Building a demonstration application based on sample data sets is relatively straightforward; however, it is much more challenging to build and deploy an application that solves problems in the enterprise. Today, I am going to share the top five challenges we've seen teams face when beginning this journey. I drew inspiration from Chip Huyen's fantastic article on building LLM (Large Language Model) applications for production.
- Scaling prompt engineering. Prompt engineering is an approach to customizing large language models by optimizing the content fed into the prompt. While it's straightforward for simple use cases, when building production applications, you run into many challenges, such as ambiguity in how large language models ingest and generate results, compatibility of prompts between different large language models, and maintaining them. These challenges are further exacerbated if the prompts require interaction and input from users.
- Latency. This one is straightforward. GPT-4, and even GPT-3.5, are simply too slow for many applications. There are some impressive demos on the internet, such as Khan Academy's TED talk with large language models responding in real-time. In reality, delays can range from 5 to 30 seconds depending on the query, which is way too slow for any real-time application.

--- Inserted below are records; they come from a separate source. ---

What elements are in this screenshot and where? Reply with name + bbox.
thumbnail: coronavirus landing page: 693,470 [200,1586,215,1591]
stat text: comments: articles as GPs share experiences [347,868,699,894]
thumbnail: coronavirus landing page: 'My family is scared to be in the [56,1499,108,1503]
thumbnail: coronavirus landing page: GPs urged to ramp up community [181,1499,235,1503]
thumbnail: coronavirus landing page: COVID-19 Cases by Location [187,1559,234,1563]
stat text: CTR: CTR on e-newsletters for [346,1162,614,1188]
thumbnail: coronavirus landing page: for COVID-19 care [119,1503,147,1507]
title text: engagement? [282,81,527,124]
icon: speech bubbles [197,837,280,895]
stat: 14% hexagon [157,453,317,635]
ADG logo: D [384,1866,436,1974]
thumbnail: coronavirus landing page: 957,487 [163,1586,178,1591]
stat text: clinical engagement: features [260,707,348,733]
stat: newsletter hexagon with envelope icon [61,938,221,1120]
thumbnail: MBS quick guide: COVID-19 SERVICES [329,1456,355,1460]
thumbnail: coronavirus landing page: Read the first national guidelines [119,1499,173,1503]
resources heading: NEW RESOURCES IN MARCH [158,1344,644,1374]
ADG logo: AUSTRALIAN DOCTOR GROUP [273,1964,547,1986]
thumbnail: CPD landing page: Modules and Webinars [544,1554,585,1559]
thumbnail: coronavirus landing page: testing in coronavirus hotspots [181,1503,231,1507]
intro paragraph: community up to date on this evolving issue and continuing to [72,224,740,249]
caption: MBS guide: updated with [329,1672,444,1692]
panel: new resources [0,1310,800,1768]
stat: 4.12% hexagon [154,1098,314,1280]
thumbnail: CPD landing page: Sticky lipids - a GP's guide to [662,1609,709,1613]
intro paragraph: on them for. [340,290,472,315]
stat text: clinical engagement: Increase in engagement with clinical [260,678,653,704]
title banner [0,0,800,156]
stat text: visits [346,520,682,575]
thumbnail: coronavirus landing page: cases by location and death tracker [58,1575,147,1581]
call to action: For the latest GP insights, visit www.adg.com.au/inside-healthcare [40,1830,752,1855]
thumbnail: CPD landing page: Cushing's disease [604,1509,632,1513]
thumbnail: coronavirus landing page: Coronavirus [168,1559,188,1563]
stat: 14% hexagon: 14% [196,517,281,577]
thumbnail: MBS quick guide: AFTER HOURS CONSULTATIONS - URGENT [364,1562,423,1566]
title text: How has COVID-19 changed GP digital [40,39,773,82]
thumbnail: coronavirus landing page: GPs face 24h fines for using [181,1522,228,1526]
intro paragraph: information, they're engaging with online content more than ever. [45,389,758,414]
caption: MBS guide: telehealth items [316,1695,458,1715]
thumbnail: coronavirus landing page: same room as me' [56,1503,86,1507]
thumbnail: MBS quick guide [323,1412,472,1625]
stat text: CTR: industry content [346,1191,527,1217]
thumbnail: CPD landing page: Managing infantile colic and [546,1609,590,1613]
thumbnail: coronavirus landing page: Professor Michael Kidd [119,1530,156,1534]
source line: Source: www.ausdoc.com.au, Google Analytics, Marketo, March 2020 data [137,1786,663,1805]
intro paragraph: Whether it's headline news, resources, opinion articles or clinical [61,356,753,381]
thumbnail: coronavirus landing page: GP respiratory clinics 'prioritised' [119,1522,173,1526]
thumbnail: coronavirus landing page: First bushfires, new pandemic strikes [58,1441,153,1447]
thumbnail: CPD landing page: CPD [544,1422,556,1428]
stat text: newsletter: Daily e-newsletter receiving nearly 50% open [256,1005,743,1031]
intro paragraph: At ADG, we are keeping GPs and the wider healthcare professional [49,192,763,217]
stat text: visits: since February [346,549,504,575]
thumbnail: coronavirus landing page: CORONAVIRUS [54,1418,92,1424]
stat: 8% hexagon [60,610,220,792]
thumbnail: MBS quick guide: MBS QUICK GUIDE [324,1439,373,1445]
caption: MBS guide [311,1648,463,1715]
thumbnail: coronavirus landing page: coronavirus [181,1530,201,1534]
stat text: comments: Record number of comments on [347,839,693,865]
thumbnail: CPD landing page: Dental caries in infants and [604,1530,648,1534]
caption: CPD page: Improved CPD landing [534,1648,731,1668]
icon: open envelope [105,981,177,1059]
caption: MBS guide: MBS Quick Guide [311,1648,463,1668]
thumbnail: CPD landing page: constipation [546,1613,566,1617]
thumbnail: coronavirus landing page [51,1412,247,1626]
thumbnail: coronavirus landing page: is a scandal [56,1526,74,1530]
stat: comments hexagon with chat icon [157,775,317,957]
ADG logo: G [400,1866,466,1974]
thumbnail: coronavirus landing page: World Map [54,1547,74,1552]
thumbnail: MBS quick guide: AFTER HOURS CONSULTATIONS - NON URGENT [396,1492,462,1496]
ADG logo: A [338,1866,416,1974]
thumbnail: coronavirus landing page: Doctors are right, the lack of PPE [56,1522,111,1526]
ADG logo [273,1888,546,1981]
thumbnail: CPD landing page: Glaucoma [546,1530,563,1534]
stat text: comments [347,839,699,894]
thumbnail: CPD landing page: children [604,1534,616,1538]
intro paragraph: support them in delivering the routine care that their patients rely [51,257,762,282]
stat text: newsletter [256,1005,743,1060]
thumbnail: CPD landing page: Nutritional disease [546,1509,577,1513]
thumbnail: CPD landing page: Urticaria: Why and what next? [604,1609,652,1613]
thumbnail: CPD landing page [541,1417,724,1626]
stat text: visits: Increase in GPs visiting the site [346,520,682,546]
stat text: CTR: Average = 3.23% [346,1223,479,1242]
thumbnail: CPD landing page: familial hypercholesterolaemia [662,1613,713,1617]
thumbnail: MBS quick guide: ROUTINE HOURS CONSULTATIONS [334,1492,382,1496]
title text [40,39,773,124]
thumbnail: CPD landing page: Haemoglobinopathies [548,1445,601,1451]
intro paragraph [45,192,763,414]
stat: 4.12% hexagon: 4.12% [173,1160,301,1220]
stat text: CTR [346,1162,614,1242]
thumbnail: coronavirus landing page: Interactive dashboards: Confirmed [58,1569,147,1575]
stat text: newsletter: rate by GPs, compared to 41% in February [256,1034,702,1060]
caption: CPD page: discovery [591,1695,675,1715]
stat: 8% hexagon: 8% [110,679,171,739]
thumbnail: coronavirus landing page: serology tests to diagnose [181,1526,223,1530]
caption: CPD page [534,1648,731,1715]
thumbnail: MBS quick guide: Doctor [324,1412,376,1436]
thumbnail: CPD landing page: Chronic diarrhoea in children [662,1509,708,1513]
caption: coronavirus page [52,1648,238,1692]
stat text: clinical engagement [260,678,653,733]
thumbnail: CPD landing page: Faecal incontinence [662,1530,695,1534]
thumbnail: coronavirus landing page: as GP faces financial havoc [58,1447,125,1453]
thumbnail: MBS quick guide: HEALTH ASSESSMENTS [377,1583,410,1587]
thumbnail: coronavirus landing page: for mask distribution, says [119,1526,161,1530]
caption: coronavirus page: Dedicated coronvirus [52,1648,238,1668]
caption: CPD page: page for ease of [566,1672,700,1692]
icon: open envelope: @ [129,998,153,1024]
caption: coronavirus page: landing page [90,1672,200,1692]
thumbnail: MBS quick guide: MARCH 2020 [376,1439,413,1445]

- Optimization patterns. Customizing large language models for specific business problems is challenging because there are so many options, and the approaches and language are often inconsistent. Broadly speaking, the choice comes down to optimizing the prompt for a general model or fine-tuning a model on your data. But there are many sub-variances of this approach, and ways to integrate other LLMs into the workflow.
- Tooling. The tools are either too early in development or nonexistent. I've covered some of the more popular ones recently, such as LangChain and LlamaIndex, and many more are coming. But for the moment, building an application requires a lot of customization.
- Agent policies. As I've discussed before, the major obstacle to achieving Enterprise AGI is finding a way to bring the human into the loop of training the control agent to perform specific tasks. So far, I haven't seen a demonstration of this solution, even on simple projects.
None of these challenges are showstoppers, and every day, teams are discovering and sharing workarounds. However, any roadmap for deploying an LLM system should contain an enormous amount of variability to account for these and unknown challenges that may arise.